Our plan for today was to catch the early bus to Scharnitz and explore a bit from there, probably looking to walk back to Seefeld in the afternoon. But what actually happened was rather different, and made for a pretty good day.
Low cloud was the dominant feature of a damp, chilly morning, and it wasn’t long before a light, drizzly snow set in that would persist all day. The cloud cover would remain all day too, with most of the tops hidden from view. In fact, the full glory of this neck of the woods at the foot of the Karwendel range would not become apparent until later in the week.
|Crossing the River Isar near Scharnitz|
However, none of this was clear to us as we alighted the bus at about 8.50 and set off into the mist. Our initial plan had been to do a short circuit round Scharnitz, then explore one of the side valleys and taking things from there. But chancing upon a path to Mittenwald, we realised this would take us over the border into Germany.
Now we're quite partial to a bit of cross-border walking, so new plans were formed and off we went following a clear track into the woods. In some strange way, the area had a sense of border-land about it - I don’t quite know why that should be so, but I suppose it looked a bit like the type of setting used in scenes from a classic war film.
|In the woods, somewhere near the border|
We passed a few people, but by and large it was quiet. Having crossed the River Isar, it wasn’t long before we crossed into Germany. The Isar is an interesting river: despite the presence of the Inn valley just a few kilometers south of where we stood and significantly lower, this river ran northwards, into Bavaria and on, through Munich, to join the Danube near Deggendorf.
|Evidence of woodcutters|
Through the woods, there were paths, tracks and cross-country ski routes (or there would have been with more snow underfoot). We saw a deer, several squirrels and plenty of birds including what may have been a Crested Tit, but as we passed through the area of Riedboden the main signs of human activity were those of the woodcutters.
|Basically, don't do what the bears do in the woods - applies to |
Bavarians, Tyrolers and Prussians. That's alright, then ....
If this sign is anything to go by, there are possibly another type of logging activity taking place in the woods as well, particularly those left by Bavarians, Tyroleans and Prussians. I guess as it seems quite specific this is some kind of stereotypical ethnic joke?

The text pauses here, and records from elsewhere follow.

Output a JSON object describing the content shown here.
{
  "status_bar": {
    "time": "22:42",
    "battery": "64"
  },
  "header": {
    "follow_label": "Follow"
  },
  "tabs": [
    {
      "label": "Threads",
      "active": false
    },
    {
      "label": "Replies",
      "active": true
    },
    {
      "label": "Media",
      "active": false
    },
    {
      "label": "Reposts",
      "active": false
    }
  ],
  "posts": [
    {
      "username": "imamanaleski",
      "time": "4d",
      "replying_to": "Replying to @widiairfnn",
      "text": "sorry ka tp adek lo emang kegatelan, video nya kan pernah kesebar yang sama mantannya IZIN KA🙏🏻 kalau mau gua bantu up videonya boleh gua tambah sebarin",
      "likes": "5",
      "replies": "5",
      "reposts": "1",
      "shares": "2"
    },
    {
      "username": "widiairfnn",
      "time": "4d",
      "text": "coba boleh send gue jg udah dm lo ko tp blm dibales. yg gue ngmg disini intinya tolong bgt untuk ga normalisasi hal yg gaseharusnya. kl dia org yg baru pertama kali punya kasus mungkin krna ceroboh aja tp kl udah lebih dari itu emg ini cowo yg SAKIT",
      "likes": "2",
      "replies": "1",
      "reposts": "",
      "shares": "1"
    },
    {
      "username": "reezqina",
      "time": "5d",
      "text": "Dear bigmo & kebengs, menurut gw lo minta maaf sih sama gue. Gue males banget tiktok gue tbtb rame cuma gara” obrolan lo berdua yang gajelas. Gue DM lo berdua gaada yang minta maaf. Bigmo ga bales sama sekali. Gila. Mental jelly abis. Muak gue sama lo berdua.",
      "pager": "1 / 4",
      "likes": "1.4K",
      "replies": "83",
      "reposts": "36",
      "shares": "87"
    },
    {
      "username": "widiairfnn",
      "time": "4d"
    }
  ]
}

|Painted house in Mittenwald|
By 10.30am, we were in Mittenwald, drinking coffee and eating cake and planning what to do next. We'd seen some info boards on the way into town that indicated a wealth of nearby footpaths (as we were now in Germany, out Austrian map didn't show those paths). So we decided to buy the local winter walking map, and after a quick consultation we set off for the Lautersee.
|On the way up to the Lautersee in the snow|
A couple of kilometres of steady climbing brought out at the lake. In summer, this would probably be a favourite place for families to relax and swim. In the winter, it was a much more bleak-looking affair, and although we weren't alone, there was an exaggerated quiet about the place.
|Bleak winter scene looking across the Lautersee|
We did a circuit of the lake, punctuated by a stop for lunch and a look at a small chapel. Then we retraced our steps to Mittenwald where we decided to have a little look round.
|Painted church in Mittenwald|
It's a lovely little town; neat, with well-kept streets, tidy parks and lots of cafes and shops. Many of the buildings are painted, and the town is famous for its violin-making.
|Violin-maker's shop window|
There are plenty of custom-made instrument shops, and a statue to one of the most revered practitioners stands in front of the striking church.
|Statue of Matthias Klotz, violin-maker from one of the |
main instrument-making families in Mittenwald
After a good nosy round, it was time to head back to Scharnitz. We chose to follow the same route back as we had used this morning, through the woods via Riedboden. On the way back, we came across this sign for the Jakobsweg. It's funny how things are all connected: the Jakobsweg is one of the feeder routes in central Europe for the Camino de Santiago, a route we completed last year. It seems odd picking up a path that in several thousand kilometers will reach north-western Spain.
|How strange? The Jokobsweg is one of the main central |
European feeder routes of the Camino de Santiago
The snow was still falling, but rather wetter now than earlier, and we were quite soggy by the time we reached the bus stop. A quick check of the timetable showed we had three quarters of an hour available to drink coffee in a nearby cafe.
Dinner was a Tyrolean Buffet: lots of lovely local food, including one of our absolute favourites – Kaiserschmarrn! Thick, chopped pancakes with icing sugar and either stewed apple or plum jam. It’s all rather calorific, but decidedly delicious – and just the thing after a long day’s walking in the cold and snow!